Le financement de l’enseignement supérieur
La CGE demande que les dépenses de l’enseignement supérieur et la recherche augmenter d’un point de PIB. Soit 20 milliards d’euros à « répartir entre familles, entreprises et État ». La CGE insiste également pour que l’État reconnaisse « la mission de service public de l’enseignement supérieur associatif et consulaire » et « participe à son financement » arguant que ce système forme 120 000 étudiants et fait économiser chaque année 1 milliard d’euros à l’État. Alors que selon elle 5 milliards d’euros ont été donnés à l’enseignement supérieur public, elle demande que les 6% d’étudiants formés par ces établissements reçoivent 6% de ces 5 milliards soit 300 millions d’euros.
« Le niveau de financement actuel des universités, malgré l’effort réel de ces dernières années, demeure insuffisant au regard des comparaisons avec les pays de l’OCDE. » On ne saurait être plus clair selon une CPU qui demande que l’effort soit maintenu pour le supérieur et insiste pour que « l’équité sociale de la dépense publique d’enseignement supérieur soit un objectif majeur du financement de l’enseignement supérieur ». Traduisez : donner autant de moyens à tous les étudiants et combler le retard des universités sur les grandes écoles et les prépas en ma matière.

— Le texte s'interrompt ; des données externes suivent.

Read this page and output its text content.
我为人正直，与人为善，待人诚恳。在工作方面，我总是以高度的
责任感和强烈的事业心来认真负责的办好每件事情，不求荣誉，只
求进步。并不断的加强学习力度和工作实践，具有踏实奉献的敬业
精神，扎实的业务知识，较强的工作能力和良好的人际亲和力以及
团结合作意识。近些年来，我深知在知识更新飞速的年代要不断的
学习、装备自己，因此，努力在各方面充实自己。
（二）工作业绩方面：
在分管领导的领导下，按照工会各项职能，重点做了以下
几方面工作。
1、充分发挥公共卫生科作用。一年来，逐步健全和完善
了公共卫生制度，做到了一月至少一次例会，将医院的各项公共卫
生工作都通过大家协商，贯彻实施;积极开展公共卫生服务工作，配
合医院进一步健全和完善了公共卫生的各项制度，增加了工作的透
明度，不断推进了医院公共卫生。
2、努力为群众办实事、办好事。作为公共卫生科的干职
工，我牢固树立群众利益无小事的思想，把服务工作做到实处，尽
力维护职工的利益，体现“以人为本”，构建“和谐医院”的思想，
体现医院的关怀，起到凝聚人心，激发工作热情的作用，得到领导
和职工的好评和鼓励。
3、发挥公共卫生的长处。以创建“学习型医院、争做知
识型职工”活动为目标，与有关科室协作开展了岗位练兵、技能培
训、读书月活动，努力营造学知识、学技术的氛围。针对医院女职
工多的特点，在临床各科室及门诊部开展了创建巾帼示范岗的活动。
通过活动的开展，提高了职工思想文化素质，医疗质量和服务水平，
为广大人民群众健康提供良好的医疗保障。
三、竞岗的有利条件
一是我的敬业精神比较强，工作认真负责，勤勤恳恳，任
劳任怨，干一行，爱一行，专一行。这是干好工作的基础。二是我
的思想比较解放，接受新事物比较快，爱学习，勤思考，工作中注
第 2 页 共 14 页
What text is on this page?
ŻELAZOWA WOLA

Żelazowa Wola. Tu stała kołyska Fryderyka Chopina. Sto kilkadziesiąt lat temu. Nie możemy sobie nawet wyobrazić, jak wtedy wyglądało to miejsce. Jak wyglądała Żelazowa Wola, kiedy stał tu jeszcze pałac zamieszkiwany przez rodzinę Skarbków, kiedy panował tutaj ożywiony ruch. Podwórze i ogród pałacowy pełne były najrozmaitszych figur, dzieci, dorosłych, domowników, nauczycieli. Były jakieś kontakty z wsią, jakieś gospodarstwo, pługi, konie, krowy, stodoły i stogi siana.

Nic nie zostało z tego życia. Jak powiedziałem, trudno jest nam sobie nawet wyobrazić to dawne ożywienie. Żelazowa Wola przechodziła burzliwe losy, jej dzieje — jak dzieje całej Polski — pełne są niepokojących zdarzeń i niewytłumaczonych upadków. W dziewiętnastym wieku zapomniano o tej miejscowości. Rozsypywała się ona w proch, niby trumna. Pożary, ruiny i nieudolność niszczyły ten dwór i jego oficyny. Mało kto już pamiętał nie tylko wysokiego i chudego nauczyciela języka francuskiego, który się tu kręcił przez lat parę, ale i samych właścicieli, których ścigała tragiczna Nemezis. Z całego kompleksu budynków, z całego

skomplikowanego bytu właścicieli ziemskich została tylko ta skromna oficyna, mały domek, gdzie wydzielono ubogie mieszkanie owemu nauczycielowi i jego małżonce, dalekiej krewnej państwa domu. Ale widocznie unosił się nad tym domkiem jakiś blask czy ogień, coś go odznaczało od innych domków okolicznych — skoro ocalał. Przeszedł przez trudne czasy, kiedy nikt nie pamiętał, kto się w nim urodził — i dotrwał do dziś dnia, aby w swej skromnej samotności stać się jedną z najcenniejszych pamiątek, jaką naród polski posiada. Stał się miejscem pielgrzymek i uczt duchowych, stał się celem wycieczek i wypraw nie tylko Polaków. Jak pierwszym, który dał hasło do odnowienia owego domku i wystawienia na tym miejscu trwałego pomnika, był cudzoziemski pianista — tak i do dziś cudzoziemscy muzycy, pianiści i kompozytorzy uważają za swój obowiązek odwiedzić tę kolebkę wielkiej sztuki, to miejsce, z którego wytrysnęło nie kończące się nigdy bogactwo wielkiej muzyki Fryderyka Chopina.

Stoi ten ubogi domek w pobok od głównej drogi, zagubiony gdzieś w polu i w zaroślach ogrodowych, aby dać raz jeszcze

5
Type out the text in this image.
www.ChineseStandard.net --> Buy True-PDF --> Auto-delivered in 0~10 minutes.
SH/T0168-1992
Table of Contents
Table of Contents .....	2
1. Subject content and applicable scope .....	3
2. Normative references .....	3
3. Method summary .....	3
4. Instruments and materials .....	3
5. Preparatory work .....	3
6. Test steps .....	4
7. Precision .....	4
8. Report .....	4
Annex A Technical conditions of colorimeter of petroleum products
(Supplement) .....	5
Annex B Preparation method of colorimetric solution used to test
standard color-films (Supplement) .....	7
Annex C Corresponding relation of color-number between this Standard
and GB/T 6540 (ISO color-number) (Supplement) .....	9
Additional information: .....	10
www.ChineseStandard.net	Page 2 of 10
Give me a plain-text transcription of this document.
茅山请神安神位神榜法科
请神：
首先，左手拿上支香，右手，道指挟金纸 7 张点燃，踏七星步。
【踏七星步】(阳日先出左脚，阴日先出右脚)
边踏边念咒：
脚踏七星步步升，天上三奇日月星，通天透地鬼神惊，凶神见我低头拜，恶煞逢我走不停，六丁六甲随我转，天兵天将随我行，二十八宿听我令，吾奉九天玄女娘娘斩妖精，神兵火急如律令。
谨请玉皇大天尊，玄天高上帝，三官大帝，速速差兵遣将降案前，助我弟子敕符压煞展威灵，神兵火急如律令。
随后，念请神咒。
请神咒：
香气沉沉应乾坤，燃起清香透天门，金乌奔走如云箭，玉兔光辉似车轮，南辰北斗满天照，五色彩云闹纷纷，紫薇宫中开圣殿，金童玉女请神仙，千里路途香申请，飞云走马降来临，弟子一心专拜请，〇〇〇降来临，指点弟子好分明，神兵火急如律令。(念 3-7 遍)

Enfin, la Cdefi demande le doublement de « la dépense annuelle moyenne de formation par étudiant pour ramener la situation française à la moyenne de nos principaux partenaires étrangers ». Elle demande également que 20% du Crédit d’impôt-recherche (CIR) rendu aux entreprises soit consacré au financement des établissements d’enseignement supérieur et de recherche. 20% que les entreprises seront libres de « reverser aux établissements de leur choix ».
Les bourses d’études et aides aux étudiants
En proposant de « transformer la demi-part fiscale, anti-redistributive, en crédit d’impôt formation supérieure (CIF) », la CPU s’engage clairement du côté des propositions – controversées ! – de l’économiste Thomas Piketty et à rebours de l’actuelle majorité présidentielle. La CPU explique ainsi que « pour les étudiants diplômés, il pourrait être associé au remboursement de prêts indexés sur les revenus imposables ultérieurs, donc équitable fiscalement ». En clair c’est la fin de l’université gratuite pour tous et, sur le modèle de Sciences Po Paris, plus de moyens pour les universités. Des propositions rejetées aujourd’hui par quasiment 100% des candidats. Enfin, la CPU propose d’ « augmenter très fortement les aides sociales aux étudiants, et de les étendre à 50% d’entre eux ».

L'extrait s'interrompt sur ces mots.